I am recently on a debate. A debate which concerns death note. A side says Light’s actions are justice. Whilst I say it’s just plain murder. Here’s why…
Light didn’t also allow the “Minor” Criminals as what your defense says.
Light wanted to be god. That’s the bottomline. A psychotic freak,, If he didn’t want to become god, he could’ve just explained everything. He should’ve done a calm approach first. If he didn’t want to become god, he COULD NOT have murdered the FBI. Sheesh. FBI is doing their duty whilst Light is a mere citizen who is murdering people without any authority. Why would a mere citizen who has no position or whatsoever !@#$ anyone just like that? Killing is Killing. No matter what angle, it’s still wrong.
You also talked about Balance of Nature. What do you know about Balance of Nature? Balance of Nature means the existence of both good and evil. Without the other, the other one wouldn’t also exist.
Light went to the extent of using his own father just to achieve his goal of becoming god. His actions were already clear. He JUST WANTED to become god. Nothing else. He wants the world to fall under his hands and he could control every movement.
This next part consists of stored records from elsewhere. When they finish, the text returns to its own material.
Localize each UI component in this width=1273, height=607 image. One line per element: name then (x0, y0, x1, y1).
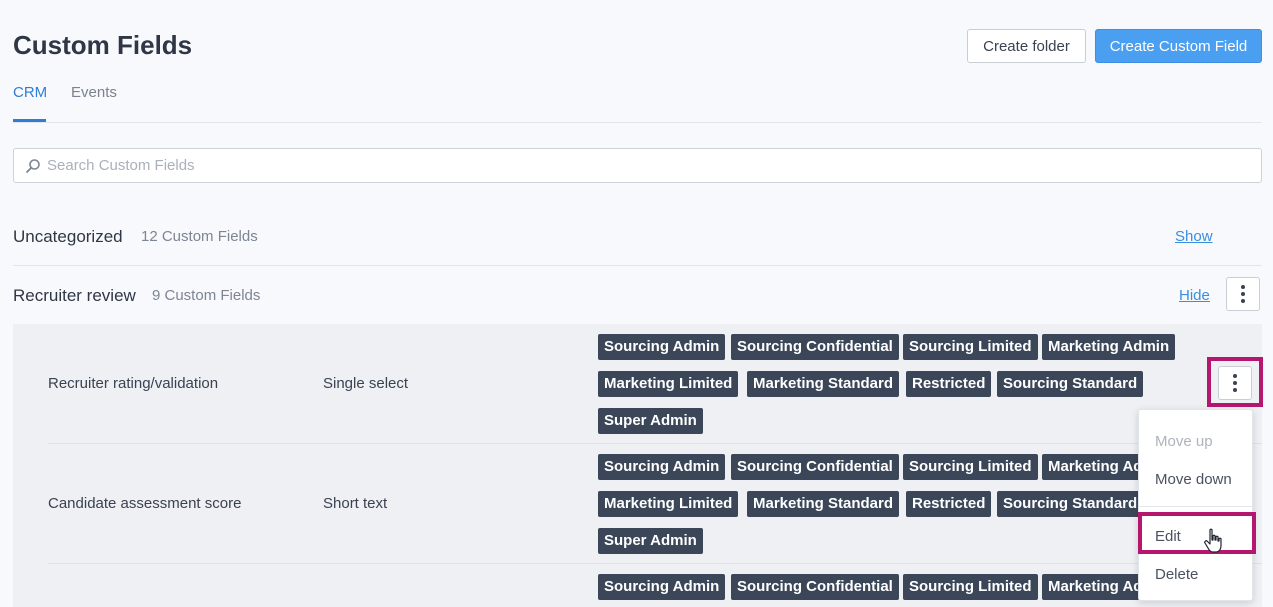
permission-tag: Sourcing Confidential (731, 454, 899, 480)
field-type: Single select (323, 375, 409, 392)
permission-tag: Restricted (906, 371, 992, 397)
permission-tag: Sourcing Standard (997, 371, 1144, 397)
permission-tag: Sourcing Admin (598, 334, 726, 360)
category-count-recruiter-review: 9 Custom Fields (152, 287, 261, 304)
permission-tag: Marketing Limited (598, 371, 739, 397)
permission-tag: Marketing Ad (1042, 454, 1149, 480)
row-actions-menu: Move up Move down Edit Delete (1138, 409, 1253, 601)
permission-tag: Sourcing Admin (598, 454, 726, 480)
tab-events[interactable]: Events (71, 84, 117, 101)
permission-tag: Marketing Standard (747, 371, 900, 397)
permission-tag: Sourcing Limited (903, 334, 1038, 360)
permission-tag: Super Admin (598, 528, 703, 554)
field-name: Recruiter rating/validation (48, 375, 219, 392)
menu-item-delete[interactable]: Delete (1155, 566, 1198, 583)
hand-cursor-icon (1204, 528, 1222, 553)
permission-tag: Marketing Limited (598, 491, 739, 517)
permission-tag: Sourcing Confidential (731, 334, 899, 360)
tabs-divider (13, 122, 1262, 123)
category-menu-button[interactable] (1226, 277, 1260, 311)
menu-item-move-up: Move up (1155, 433, 1213, 450)
permission-tag: Marketing Admin (1042, 334, 1176, 360)
category-name-recruiter-review: Recruiter review (13, 286, 136, 305)
permission-tag: Sourcing Standard (997, 491, 1144, 517)
permission-tag: Sourcing Limited (903, 454, 1038, 480)
search-icon (26, 159, 40, 173)
permission-tag: Marketing Standard (747, 491, 900, 517)
row-divider (48, 563, 1262, 564)
menu-divider (1139, 506, 1252, 507)
create-custom-field-button[interactable]: Create Custom Field (1095, 29, 1262, 63)
search-input[interactable]: Search Custom Fields (13, 148, 1262, 183)
category-name-uncategorized: Uncategorized (13, 227, 123, 246)
row-divider (48, 443, 1262, 444)
field-type: Short text (323, 495, 388, 512)
page-title: Custom Fields (13, 30, 193, 60)
menu-item-move-down[interactable]: Move down (1155, 471, 1232, 488)
search-placeholder: Search Custom Fields (47, 157, 195, 174)
hide-category-link[interactable]: Hide (1179, 287, 1210, 304)
tab-crm[interactable]: CRM (13, 84, 47, 101)
permission-tag: Marketing Ad (1042, 574, 1149, 600)
permission-tag: Sourcing Confidential (731, 574, 899, 600)
show-category-link[interactable]: Show (1175, 228, 1213, 245)
category-count-uncategorized: 12 Custom Fields (141, 228, 258, 245)
field-name: Candidate assessment score (48, 495, 242, 512)
permission-tag: Super Admin (598, 408, 703, 434)
more-vertical-icon (1241, 285, 1245, 303)
edit-item-highlight (1138, 512, 1256, 554)
permission-tag: Sourcing Limited (903, 574, 1038, 600)
create-folder-button[interactable]: Create folder (967, 29, 1086, 63)
permission-tag: Sourcing Admin (598, 574, 726, 600)
permission-tag: Restricted (906, 491, 992, 517)
menu-button-highlight (1207, 357, 1263, 407)
category-divider (13, 265, 1262, 266)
Raito is not justice. How can he be justice? He doesn’t know the real meaning of justice. Lawliet may have admitted he doesn’t know the meaning of justice. But Raito still thinks he knows what justice really means which is of course, A lie.
The people were already IN FEAR of Kira. They were so scared that they decided to support him for they had no other chance. If compared to the criminals. When encountering criminals, we have self defense. If Kira targets someone. We CANNOT do anything about it because he is in secrecy and we don’t even know him yet. If Raito rules the world, people will be living in FEAR more than what they felt when there were criminals.
To the people who say it’s justice:: You people don’t know what justice means. Ever heard of Utilitarianism?
1. Deterrence. The credible threat of punishment might lead people to make different choices; well-designed threats might lead people to make choices which maximize welfare.
2. Rehabilitation. Punishment might make bad people into better ones. For the utilitarian, all that ‘bad person’ can mean is ‘person who’s likely to cause bad things (like suffering) ’. So, utilitarianism could recommend punishment which changes someone such that he or she is less likely to cause bad things.
3. Security. Perhaps there are people who are irredeemable causers of bad things. If so, imprisoning them might maximize welfare by limiting their opportunities to cause harm.
Ever considered those?
There’ll be some more details. I’ll post the others if I have the time.